Les tombeaux de PompéiAlexandre Dumas
Dumas raconte le voyage qu’il effectue de Rome à Naples en 1835 avec le peintre Louis Godefroy Jadin. Il visite les ruines de Pompéi.
Cette rue des tombeaux est un magnifique péristyle pour entrer dans une ville morte ; puis tous ces monuments funèbres placés aux deux côtés de la route consulaire au bout de laquelle s’ouvre béante la porte de Pompeïa, ne dépassant pas la couche de sable qui les recouvrait, se sont conservés intacts comme au jour où ils sont sortis des mains de l’artiste : seulement le temps a déposé sur eux en passant cette belle teinte sombre, ce vernis des siècles qui est la suprême beauté de toute architecture.
Joignez à cela la solitude, cette poétique gardienne des sépulcres et des ruines.
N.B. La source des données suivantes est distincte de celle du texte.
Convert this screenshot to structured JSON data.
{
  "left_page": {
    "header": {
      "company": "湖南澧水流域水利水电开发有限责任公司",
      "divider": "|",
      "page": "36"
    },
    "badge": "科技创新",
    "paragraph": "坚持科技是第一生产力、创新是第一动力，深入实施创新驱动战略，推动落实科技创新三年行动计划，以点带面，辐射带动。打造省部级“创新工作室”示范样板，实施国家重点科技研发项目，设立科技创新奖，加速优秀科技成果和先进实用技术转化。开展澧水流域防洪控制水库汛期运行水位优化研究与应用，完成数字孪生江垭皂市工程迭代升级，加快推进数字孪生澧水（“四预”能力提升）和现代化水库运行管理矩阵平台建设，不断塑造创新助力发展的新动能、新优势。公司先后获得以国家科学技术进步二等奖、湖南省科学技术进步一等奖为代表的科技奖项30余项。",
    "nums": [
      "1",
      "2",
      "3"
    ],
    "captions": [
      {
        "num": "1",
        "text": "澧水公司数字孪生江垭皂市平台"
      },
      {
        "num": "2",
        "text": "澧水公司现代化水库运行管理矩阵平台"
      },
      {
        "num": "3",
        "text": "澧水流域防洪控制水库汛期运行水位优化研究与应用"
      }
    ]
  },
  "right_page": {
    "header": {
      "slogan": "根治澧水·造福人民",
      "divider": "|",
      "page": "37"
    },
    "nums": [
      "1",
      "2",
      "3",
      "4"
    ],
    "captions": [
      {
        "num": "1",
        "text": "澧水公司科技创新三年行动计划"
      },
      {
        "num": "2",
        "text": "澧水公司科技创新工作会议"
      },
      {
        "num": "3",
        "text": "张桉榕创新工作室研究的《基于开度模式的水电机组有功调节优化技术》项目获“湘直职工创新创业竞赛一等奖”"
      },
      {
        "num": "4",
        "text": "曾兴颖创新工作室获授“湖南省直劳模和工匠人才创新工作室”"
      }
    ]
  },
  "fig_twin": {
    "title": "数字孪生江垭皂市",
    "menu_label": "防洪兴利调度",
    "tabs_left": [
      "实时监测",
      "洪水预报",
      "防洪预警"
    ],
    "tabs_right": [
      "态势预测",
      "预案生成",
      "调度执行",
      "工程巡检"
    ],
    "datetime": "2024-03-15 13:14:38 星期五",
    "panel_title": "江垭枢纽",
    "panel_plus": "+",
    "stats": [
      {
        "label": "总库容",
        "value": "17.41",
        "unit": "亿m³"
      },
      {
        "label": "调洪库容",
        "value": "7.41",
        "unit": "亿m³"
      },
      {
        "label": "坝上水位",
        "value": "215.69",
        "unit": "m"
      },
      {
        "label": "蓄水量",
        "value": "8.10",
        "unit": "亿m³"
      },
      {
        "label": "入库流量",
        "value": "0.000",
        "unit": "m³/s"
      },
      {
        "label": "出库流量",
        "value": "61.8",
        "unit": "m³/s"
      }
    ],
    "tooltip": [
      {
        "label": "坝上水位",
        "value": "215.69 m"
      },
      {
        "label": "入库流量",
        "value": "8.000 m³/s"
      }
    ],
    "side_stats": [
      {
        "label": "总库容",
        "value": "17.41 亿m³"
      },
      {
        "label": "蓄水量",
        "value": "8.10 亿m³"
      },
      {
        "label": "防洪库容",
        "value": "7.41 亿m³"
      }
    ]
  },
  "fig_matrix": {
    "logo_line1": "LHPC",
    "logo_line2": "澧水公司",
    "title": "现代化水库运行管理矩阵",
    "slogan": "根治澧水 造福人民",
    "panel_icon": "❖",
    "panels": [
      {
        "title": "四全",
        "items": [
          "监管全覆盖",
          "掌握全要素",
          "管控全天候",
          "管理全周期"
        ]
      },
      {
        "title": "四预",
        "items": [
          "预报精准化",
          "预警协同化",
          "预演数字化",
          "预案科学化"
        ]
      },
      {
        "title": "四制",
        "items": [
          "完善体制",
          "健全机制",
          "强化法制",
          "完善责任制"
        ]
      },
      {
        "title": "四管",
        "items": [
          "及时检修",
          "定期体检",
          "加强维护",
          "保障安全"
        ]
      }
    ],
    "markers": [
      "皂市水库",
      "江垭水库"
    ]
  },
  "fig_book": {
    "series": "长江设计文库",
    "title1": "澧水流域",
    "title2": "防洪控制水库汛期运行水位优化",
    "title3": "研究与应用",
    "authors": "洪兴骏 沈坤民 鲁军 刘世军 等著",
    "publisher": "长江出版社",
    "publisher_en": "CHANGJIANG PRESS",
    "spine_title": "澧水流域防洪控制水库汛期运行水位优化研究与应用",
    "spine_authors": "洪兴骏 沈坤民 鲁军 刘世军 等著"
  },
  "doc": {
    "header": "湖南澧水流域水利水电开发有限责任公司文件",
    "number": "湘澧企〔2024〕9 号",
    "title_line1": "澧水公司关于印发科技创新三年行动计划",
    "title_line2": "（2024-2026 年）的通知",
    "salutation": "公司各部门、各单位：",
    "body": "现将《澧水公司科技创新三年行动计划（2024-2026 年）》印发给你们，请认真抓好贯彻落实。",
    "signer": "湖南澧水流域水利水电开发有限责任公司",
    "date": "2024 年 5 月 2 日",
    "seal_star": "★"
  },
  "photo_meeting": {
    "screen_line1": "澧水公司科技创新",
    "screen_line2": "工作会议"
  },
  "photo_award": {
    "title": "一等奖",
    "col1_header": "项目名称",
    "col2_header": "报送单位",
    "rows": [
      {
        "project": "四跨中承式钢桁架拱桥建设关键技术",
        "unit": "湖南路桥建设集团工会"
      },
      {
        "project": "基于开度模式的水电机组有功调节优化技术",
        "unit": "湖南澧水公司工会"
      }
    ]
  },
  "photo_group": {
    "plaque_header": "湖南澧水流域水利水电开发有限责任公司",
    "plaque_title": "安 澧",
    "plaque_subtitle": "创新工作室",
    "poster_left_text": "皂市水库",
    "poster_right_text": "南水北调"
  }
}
Que serait-ce donc, je le répète, si l’on n’avait point passé par Herculanum ! Qu’on se figure, sous un soleil ardent, ou, si l’on aime mieux sous un pâle rayon de la lune, une rue large de vingt pas, longue de cinq cents, toute sillonnée encore par les roues des chars antiques, toute garnie de trottoirs pareils aux nôtres, toute bordée, à droite et à gauche, par des monuments funéraires, au-dessus desquels se balancent quelques maigres et tristes arbustes poussés à grand peine dans cette cendre ; offrant à son extrémité, comme une grande arche à travers laquelle on ne voit que le ciel, cette porte par laquelle on allait de la ville des morts à celle des vivants ; qu’on entoure tout cela de silence, de solitude, de recueillement, et on aura une idée bien incomplète encore, de l’aspect merveilleux que présente le faubourg de Pompeïa, appelé par les anciens le bourg d’Augustus Felix, et par les modernes la rue des Tombeaux.
Nous nous arrêtâmes, ne songeant plus à ce soleil de trente degrés qui nous tombait d’aplomb sur nos têtes, moi pour prendre le nom de tous ces monuments, Jadin pour faire un croquis de cette vue. On eût dit que nous avions peur de voir disparaître tout ce panorama d’un autre âge, et que nous voulions le fixer sur le papier avant qu’il s’envolât comme un songe ou qu’il s’évanouît comme une vision.